Work by artists Alex Criqui (B.A.’16/H&S) and Dustin Klein was the cover photo of National Geographic’s “Year in Pictures” issue and featured in the New York Times. Both images are part of the team’s “Reclaiming the Monument” project that projects images of African Americans on the pedestal of the Robert E. Lee monument in Richmond, Virginia.

The cover photo of National Geographic shows an image of George Floyd on the pedestal and “BLM” on the statue. The photo in the New York Times shows an image of Breonna Taylor on the pedestal and “BLM” on the statue. The photo appeared in its Oct. 15, 2020, magazine, ranking the monument No. 1 on its list of “The 25 Most Influential Works of American Protest Art Since World War II.”

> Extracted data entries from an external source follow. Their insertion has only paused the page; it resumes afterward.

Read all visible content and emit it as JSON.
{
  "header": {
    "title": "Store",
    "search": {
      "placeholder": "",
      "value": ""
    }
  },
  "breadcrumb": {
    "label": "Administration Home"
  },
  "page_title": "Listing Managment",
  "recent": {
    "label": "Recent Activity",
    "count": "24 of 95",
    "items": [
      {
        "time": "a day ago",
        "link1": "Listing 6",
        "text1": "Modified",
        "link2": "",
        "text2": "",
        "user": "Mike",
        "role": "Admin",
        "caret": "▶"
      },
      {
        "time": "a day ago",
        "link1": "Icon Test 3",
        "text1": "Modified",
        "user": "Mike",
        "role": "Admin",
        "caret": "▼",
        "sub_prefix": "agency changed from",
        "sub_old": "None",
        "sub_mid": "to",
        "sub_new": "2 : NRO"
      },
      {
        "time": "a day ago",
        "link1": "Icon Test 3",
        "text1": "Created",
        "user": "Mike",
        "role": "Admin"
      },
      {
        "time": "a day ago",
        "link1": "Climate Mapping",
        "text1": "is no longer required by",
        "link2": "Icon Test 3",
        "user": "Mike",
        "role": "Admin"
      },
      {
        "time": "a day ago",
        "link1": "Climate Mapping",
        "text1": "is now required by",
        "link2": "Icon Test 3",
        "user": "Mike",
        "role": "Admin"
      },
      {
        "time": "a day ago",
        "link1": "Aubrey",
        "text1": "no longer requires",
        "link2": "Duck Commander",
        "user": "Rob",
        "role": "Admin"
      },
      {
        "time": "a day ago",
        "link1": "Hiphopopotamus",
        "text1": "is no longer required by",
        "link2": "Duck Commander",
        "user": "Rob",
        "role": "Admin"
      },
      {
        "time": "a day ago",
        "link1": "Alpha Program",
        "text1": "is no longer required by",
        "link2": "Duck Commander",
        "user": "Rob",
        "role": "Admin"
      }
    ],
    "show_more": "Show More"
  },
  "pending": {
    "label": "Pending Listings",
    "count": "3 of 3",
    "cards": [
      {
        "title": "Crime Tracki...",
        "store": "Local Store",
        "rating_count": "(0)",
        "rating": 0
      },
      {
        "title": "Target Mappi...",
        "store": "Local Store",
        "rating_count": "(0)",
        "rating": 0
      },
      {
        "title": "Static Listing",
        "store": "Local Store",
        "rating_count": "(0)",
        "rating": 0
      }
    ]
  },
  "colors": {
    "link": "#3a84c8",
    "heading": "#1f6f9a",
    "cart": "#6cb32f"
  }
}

The artists have been projecting images on the monument since the spring. Other images include those of Marcus-David Peters, Harriet Tubman, the Rev. Martin Luther King Jr., James Baldwin, Angela Davis and Frederick Douglass. In a Q&A with VCU News, Criqui said their project “seemed like a unique way that we could contribute that would be appropriate for two white men in a Black-led movement, and a way that we could help our city further reclaim that space. … We want to use our work as a way of bringing people together and creating positivity.”

Pete Hanley (B.S.'13/H&S) is a dentist in Chester, Va.